Share

Bab 2 Poto Suamiku

"Ini siapa?" tanyaku sembari menunjuk poto berukuran paling besar dan mencolok di antara yang lainnya. Aku berusaha untuk berpikir positif mungkin kebetulan saja wajah pria di poto itu memang memiliki paras yang sama dengan suamiku.

Aku sadar telah melemparkan sebuah pertanyaan konyol, sebab semua orang tentu dapat menebak jika laki-laki yang mengenakan jas hitam di samping Safira itu adalah suaminya. Apalagi mereka sedang mengenakan pakaian khas pengantin. Namun jiwa penasaran ku terus meronta-ronta untuk mempertegas dugaanku bahwa pria itu bukan lah Mas Gandhi.

Aku pernah dengar nenekku bilang bahwa di dunia ini ada tujuh orang yang memiliki wajah serupa, dan mungkin pria ini adalah salah satu dari enam manusia yang memiliki wajah sama dengan Mas Gandhi.

"Suamiku, dong, Mbak. Masa' suami Mbak Lisya," celotehnya tertawa geli. Mungkin baginya ini lucu namun bagiku ini seperti petaka.

Wajah, tubuh dan gaya lelaki itu persis sekali dengan Mas Gandhi. Dan aku harap, pertanyaan terakhir ini tidak akan menguatkan dugaanku.

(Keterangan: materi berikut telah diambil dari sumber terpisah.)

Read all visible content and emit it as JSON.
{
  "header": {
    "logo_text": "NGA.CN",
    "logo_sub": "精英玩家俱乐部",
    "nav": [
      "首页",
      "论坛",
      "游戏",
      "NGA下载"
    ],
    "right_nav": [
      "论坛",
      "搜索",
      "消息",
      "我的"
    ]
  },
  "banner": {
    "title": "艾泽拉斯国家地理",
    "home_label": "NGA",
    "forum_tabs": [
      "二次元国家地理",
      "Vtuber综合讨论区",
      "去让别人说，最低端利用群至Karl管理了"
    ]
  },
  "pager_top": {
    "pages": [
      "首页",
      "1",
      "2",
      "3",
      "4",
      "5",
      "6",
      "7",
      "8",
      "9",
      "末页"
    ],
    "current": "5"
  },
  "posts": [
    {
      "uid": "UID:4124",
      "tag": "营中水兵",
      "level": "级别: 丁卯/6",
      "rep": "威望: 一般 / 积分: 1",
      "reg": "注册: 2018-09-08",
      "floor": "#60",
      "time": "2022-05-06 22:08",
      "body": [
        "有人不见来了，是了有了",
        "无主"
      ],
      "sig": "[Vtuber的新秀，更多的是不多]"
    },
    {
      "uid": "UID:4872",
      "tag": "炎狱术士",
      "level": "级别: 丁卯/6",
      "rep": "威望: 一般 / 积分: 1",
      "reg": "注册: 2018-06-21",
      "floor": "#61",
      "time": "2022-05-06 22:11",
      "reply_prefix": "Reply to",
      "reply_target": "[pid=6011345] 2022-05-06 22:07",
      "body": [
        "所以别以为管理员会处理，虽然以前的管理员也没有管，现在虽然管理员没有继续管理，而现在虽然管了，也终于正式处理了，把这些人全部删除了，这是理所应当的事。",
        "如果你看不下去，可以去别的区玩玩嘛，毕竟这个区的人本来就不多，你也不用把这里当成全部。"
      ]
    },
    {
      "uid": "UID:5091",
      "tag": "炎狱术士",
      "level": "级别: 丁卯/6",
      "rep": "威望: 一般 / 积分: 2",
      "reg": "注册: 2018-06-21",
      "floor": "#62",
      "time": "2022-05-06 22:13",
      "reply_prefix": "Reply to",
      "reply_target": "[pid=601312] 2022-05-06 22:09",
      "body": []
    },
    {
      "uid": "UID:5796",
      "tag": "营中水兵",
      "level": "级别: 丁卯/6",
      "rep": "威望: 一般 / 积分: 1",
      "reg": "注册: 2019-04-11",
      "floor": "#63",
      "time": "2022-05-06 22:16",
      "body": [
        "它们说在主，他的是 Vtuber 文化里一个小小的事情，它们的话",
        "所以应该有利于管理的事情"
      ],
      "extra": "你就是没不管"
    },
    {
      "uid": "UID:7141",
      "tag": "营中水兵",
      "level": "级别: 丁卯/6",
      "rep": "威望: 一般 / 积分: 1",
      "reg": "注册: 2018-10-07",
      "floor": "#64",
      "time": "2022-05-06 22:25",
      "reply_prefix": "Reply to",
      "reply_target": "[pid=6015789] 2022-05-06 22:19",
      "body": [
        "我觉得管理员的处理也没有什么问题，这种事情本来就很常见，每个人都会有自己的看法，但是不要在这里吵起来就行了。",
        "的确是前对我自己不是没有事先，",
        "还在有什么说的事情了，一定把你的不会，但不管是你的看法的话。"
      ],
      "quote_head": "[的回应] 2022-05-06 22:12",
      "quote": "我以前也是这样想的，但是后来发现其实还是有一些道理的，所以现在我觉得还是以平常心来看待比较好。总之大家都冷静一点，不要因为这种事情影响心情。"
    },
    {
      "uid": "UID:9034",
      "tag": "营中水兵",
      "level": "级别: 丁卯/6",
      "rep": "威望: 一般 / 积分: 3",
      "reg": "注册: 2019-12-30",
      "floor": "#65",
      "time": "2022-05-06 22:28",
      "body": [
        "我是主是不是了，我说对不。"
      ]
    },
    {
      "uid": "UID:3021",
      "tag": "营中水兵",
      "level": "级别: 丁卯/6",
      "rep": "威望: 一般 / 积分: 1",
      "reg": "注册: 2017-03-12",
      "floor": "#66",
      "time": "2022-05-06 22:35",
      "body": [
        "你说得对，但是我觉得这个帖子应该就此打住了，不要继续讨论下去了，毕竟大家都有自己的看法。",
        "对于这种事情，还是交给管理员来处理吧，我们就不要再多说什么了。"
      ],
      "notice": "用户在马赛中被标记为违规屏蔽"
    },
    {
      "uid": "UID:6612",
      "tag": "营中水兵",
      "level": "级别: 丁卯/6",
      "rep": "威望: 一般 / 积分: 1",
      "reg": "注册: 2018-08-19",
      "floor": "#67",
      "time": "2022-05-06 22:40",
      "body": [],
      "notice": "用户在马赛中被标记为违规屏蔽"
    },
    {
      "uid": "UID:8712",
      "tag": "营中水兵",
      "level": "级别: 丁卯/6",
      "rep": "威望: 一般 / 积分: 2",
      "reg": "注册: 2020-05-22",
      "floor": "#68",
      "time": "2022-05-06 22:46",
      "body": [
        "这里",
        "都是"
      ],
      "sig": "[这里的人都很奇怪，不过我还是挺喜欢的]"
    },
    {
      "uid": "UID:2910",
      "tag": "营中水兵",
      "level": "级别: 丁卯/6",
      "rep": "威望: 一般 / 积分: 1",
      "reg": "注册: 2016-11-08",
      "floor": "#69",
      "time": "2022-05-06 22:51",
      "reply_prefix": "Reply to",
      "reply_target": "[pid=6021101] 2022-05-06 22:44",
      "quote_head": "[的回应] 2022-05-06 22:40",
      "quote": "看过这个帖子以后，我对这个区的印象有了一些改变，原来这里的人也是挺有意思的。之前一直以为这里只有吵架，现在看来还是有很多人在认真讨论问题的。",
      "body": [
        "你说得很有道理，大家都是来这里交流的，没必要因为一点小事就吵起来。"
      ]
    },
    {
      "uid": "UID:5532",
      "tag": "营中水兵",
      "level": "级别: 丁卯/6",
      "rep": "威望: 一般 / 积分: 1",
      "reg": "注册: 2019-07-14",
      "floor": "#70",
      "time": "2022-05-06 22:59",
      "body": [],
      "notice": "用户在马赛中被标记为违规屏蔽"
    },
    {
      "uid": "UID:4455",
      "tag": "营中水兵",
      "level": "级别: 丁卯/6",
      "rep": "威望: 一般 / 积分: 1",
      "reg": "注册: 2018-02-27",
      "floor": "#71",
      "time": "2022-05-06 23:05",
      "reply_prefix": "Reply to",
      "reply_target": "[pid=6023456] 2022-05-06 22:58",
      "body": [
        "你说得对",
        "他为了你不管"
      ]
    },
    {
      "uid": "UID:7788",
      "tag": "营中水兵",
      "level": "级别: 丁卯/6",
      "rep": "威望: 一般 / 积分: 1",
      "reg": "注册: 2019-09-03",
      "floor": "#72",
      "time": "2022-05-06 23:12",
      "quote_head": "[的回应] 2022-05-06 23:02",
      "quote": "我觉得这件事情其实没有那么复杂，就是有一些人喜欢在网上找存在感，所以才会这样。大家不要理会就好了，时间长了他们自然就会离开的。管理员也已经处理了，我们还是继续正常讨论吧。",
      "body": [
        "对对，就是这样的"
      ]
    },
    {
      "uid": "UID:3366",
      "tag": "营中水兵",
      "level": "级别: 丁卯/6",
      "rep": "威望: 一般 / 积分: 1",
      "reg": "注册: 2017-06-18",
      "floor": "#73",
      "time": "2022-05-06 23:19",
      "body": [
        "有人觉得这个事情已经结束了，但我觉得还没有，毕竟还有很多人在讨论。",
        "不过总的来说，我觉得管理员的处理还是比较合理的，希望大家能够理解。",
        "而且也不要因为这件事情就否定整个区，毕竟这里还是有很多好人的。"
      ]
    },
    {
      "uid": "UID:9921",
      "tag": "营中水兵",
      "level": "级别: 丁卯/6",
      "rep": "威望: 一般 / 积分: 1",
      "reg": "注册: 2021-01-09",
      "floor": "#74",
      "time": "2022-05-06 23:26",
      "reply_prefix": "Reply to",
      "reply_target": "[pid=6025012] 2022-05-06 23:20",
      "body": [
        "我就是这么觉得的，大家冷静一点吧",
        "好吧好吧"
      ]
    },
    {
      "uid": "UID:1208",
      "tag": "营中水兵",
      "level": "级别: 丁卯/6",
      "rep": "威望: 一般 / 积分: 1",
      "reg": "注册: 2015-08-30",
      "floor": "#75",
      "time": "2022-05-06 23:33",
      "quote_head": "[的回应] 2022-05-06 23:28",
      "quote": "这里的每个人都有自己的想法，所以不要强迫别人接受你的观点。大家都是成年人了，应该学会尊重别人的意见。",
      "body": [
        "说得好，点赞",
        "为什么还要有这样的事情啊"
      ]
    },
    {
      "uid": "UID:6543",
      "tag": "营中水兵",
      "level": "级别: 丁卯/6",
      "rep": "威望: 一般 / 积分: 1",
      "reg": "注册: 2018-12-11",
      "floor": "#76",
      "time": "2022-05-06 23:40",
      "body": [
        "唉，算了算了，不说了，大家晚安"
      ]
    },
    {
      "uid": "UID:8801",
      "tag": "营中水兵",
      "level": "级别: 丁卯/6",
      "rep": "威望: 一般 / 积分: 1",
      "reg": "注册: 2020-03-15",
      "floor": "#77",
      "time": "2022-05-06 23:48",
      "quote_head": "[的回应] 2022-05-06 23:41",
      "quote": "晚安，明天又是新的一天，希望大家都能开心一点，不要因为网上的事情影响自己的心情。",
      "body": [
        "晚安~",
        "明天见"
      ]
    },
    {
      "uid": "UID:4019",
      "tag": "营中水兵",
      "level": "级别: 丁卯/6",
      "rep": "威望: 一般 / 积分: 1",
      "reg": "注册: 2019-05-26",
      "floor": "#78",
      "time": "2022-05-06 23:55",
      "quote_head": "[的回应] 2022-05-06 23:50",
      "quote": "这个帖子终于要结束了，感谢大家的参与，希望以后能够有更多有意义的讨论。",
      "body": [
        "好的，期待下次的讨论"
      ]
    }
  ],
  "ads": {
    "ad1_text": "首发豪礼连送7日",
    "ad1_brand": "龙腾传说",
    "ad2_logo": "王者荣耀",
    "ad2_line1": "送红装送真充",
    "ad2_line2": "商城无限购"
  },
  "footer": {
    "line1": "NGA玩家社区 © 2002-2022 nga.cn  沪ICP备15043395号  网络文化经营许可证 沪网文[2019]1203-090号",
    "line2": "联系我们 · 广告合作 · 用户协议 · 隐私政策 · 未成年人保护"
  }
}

"Kalau boleh tahu, siapa nama suami Mbak Safira?" tanyaku berusaha tenang meski irama jantung ini sudah mulai tidak beraturan.

"Namanya Gandhi Adrian, memangnya kenapa, Mbak?" ucapnya masih dengan tawa khasnya yang centil.

Bagai disambar sebuah peluru jantungku seakan mati saat itu juga. Aku benar-benar telah kehilangan oksigen kala wanita itu menyebut dengan lengkap nama lelaki yang juga berstatus sebagai suamiku.

"Kami sudah menikah setengah tahun yang lalu dan Mas Gandhi langsung membelikan aku rumah ini dan juga mobil. Memangnya Mbak kenal dengan Mas Gandhi?" sambungnya lagi dan itu semakin memperjelas semuanya.

Ah ... Mas Gandhi. Pria tampan yang kupikir amat setia itu rupanya telah mendua di belakangku.

Luruh sudah kepercayaan yang selama ini aku titipkan padanya. Ia bahkan bukan hanya mengkhianati ku, tapi Melisa--putrinya sendiri.

Bagaimana perasaan putriku jika dia tahu bahwa ayahnya akan segera memberinya seorang adik namun bukan berasal dari rahim yang dihuninya tujuh tahun lalu?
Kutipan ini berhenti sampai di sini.